If I integrate the numerator only of \[\frac{\sqrt{x}}{1+x^3}\]
We will obtain
\[\frac{2}{3}x^{\frac{3}{2}}\]

I look at the x^(3/2) and see that if I squared it, I will get x^3 which appears in the bottom. This makes the integral into something like 1/(1+u^2). It then occurred to me that there is an integration identity for such and integral namely: \[\int\frac{1}{1+u^2}du = \frac{1}{a}tan^{-1}\frac{u}{a}\]

But first let me do a trick chain rule taught us:
\[\int u\:\frac{dv}{dx}\:dx = \int u\:dv\]
So what we do is make one part of it dv/dx, while the other be u. In this case, I find letting dv/dx be sqrt(x) easier, so dv = d(2/3 x^3/2)

\[\int\frac{\sqrt{x}}{1+x^3}dx = \int\frac{1}{1+x^3}d(\frac{2}{3}x^{3/2})\]

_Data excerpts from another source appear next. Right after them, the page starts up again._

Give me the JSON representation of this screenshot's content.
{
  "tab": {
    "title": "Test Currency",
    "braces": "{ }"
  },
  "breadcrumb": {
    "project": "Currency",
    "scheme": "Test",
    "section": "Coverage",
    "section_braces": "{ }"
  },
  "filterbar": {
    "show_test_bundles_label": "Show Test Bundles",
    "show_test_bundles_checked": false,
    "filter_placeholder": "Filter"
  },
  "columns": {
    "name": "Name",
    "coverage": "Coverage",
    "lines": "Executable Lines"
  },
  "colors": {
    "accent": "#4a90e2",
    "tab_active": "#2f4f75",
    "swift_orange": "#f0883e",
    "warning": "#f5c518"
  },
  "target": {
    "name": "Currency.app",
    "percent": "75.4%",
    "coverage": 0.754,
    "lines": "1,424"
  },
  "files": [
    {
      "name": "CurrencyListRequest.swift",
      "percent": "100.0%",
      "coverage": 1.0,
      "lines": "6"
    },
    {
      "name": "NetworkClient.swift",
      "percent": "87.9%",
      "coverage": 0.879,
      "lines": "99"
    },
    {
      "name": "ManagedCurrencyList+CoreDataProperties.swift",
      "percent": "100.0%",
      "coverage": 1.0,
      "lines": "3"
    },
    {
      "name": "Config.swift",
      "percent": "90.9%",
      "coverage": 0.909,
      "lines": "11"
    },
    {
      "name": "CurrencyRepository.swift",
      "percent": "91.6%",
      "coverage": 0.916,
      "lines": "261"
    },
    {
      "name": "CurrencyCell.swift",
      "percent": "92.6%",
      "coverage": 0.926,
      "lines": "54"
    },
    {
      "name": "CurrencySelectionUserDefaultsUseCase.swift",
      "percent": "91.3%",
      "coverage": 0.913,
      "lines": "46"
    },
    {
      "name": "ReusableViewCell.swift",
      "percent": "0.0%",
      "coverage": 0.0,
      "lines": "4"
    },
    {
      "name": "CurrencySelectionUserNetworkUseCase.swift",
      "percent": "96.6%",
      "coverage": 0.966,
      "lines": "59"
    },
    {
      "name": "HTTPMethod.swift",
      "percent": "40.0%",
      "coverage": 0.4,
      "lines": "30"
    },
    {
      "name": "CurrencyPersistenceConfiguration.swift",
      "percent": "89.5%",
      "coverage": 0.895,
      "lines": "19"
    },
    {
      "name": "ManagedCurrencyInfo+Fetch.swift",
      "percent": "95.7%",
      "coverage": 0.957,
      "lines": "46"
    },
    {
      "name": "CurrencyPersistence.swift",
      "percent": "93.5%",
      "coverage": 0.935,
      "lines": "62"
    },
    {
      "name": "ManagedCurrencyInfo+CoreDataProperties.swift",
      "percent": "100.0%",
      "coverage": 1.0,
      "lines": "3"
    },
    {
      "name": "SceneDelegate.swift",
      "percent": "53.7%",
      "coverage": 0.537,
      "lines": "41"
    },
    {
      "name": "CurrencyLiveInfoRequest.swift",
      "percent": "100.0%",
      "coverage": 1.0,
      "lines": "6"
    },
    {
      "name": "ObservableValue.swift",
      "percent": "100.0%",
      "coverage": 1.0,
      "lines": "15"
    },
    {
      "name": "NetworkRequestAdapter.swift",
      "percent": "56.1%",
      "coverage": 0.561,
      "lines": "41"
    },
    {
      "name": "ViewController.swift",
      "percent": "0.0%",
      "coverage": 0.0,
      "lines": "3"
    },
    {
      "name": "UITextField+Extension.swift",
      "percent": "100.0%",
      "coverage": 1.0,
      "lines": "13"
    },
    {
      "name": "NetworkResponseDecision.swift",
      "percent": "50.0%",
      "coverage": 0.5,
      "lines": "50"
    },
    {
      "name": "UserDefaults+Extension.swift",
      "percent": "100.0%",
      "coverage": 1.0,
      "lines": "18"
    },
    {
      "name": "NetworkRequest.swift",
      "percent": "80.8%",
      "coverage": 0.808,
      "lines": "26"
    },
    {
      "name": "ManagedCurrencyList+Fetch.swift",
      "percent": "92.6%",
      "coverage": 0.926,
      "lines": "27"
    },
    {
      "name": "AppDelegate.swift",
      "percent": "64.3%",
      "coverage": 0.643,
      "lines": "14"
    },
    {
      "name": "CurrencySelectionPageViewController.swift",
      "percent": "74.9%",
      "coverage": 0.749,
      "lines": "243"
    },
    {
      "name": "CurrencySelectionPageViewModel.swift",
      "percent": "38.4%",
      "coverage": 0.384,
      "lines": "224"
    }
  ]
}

Putting the constants aside, and substituting x^3/2 = u for better clarity:
\[\frac{2}{3}\int\frac{1}{1+u^2}du\]
Now using the integration identity where a = 1
\[\frac{2}{3}\int\frac{1}{1+u^2}du=\frac{2}{3}tan^{-1}(u)=\frac{2}{3}tan^{-1}x^{\frac{3}{2}}\]

Where tan-1 is arctan.